Menurutnya apa yang dilakukan orang-orang tersebut merupakan tindakan melawan hukum yang diatur dalam Pasal 12 huruf E Undang-undang Nomor 20 Tahun 2001 tentang perubahan atas UU Nomor 31 Tahun 1999 tentang Pemberantasan Tindak Pidana Korupsi. Pasalnya, pungli termasuk tindakan korupsi dan dikategorikan sebagai kejahatan luar biasa (extraordinary crime) yang harus diberantas.

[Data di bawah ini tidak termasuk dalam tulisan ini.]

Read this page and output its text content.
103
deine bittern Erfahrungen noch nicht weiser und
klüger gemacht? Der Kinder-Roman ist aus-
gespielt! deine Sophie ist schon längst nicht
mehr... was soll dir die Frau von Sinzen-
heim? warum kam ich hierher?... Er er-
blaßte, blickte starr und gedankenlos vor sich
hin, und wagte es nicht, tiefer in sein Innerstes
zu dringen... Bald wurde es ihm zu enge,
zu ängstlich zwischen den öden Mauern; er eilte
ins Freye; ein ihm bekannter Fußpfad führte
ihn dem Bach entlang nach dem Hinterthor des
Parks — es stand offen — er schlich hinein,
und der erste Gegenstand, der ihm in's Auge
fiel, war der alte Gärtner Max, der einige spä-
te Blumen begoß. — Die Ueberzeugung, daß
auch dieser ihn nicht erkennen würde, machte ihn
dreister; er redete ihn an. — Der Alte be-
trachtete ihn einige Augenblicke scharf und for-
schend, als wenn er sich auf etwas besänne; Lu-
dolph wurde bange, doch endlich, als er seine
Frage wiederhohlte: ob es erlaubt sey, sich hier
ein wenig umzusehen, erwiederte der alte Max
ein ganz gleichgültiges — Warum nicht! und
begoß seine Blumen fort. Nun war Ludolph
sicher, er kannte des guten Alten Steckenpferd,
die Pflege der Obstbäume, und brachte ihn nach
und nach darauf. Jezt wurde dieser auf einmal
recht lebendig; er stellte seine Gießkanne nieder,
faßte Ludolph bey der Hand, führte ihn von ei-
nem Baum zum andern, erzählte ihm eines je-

“Petugas tersebut harus diperjelas terkait dengan status diri mereka apakah bertindak atas diri sendiri ataukah atas suruhan dari oknum petugas Pemkot Ternate ataukah dari mana. Biar pedagang yang menggunakan fasilitas area Duafa Center bisa mengetahui tindakan mereka resmi ataukah tidak,” kata Mirjan, Selasa (26/9).

Ia memaparkan, tindakan pungutan yang dilakukan pihak yang mengaku sebagai petugas keamanan tersebut sifatnya tidak jelas. Sementara koordinator keamanan sendiri telah mengakui menagih Rp 300 ribu per bulan dari tiap pedagang.

“Mereka ini ditugaskan instansi mana, tidak jelas. Karena ketidakjelasan itulah pedagang yang menggunakan area lokasi Duafa Center menjadi tidak nyaman,” paparnya.

“Selain itu, mereka datang meminta uang partisipasi untuk kegiatan dan uang rokok, hal ini tentu membuat para pedagang merasa terganggu. Sebab mereka tidak merasa nyaman dalam menjalankan aktivitasnya di area Duafa Center yang merupakan milik Pemerintah Kota Ternate,” imbuh Mirjan.